Midland health and safety training provider Woodland Grange has pioneered a new British health and safety qualification in Thailand - and is in line to present the course in seven more international markets, including Brazil and China.
The move has helped to reinforce record levels of overseas business for the Leamington Spa based organisation, which is part of EEF West Midlands.
CMTC, its international and in-company division, has developed the Thai initiative as a pilot for a prominent international engineering company. During 2008 it will be extending the training to the company's activities in Russia, France, Romania, Brazil and China.
Among other new overseas business, CMTC has clinched a contract to train executives from Lloyd's Register in the United States. This is particularly significant because it saw the client opt for a British trainer and qualification, rather than a domestic one.
The two contracts also provide further evidence of the growing acknowledgment of the quality of British health and safety products.

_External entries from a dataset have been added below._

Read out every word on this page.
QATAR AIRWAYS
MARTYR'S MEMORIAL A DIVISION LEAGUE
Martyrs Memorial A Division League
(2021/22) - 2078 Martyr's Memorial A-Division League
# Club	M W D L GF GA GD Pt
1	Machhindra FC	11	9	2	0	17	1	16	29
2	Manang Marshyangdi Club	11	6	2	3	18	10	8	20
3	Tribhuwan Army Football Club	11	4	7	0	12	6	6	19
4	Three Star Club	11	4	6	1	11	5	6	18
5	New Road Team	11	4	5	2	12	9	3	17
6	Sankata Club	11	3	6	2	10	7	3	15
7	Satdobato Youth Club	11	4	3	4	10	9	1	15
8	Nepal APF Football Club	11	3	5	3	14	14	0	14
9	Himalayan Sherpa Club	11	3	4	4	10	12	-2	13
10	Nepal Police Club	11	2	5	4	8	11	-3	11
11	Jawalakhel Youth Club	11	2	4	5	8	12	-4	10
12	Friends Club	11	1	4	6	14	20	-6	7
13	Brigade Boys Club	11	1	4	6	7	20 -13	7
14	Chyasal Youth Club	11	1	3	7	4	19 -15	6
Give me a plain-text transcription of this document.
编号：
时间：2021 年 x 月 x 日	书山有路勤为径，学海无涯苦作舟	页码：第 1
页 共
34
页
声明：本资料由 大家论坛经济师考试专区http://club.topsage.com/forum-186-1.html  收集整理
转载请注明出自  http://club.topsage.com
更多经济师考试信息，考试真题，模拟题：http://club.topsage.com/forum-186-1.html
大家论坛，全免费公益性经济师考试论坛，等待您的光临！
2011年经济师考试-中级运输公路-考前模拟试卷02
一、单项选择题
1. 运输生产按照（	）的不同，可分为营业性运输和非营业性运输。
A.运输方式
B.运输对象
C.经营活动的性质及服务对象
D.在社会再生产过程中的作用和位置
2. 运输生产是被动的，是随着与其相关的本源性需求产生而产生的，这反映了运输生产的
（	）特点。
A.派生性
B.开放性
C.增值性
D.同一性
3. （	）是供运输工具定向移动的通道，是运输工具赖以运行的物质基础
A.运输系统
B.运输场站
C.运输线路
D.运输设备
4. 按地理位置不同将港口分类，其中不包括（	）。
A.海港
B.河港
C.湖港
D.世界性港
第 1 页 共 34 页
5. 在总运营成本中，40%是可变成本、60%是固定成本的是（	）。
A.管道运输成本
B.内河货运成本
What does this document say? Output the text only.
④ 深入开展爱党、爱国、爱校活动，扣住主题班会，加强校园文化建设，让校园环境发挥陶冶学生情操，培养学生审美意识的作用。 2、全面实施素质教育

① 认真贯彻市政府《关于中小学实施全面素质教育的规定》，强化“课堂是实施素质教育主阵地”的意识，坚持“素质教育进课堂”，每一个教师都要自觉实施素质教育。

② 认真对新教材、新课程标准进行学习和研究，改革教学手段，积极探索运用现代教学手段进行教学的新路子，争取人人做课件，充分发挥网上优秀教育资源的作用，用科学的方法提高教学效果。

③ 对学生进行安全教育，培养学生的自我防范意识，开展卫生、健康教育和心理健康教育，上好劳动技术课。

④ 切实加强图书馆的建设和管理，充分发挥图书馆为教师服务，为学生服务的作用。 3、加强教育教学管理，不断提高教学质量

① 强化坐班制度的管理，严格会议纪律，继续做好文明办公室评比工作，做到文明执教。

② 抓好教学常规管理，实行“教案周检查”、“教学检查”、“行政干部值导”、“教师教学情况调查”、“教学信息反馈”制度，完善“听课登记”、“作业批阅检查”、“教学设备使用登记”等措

CMTC's work is based on international versions of two established British qualifications, the NEBOSH International General Certificate and the IOSH Managing Safely international version.
CMTC has been particularly prominent in providing training in markets which have under-developed health and safety cultures.
Two years ago it established a training base in Brunei for Eastern Pacific markets, from which it is providing training for delegates from a range of different countries.
The company has also been active in Eastern Europe and Central Asia.
In Kazakhstan, it regularly delivers training for the country's booming petrochemical and gas industries, and it has also presented training in Poland and Russia. It was the first UK trainer to undertake a complete interpretation of all course material into a foreign language, when it developed a Russian translation of the NEBOSH International General Certificate.
CMTC manager Darby Allan, who also presents some of the courses, said: "In several markets we feel that we are not only training people to help their specific companies, but actually helping to expose industry in general to a revolution in health and safety practice.
"It is often a major challenge to develop training that will actually work, but that makes it all the more rewarding."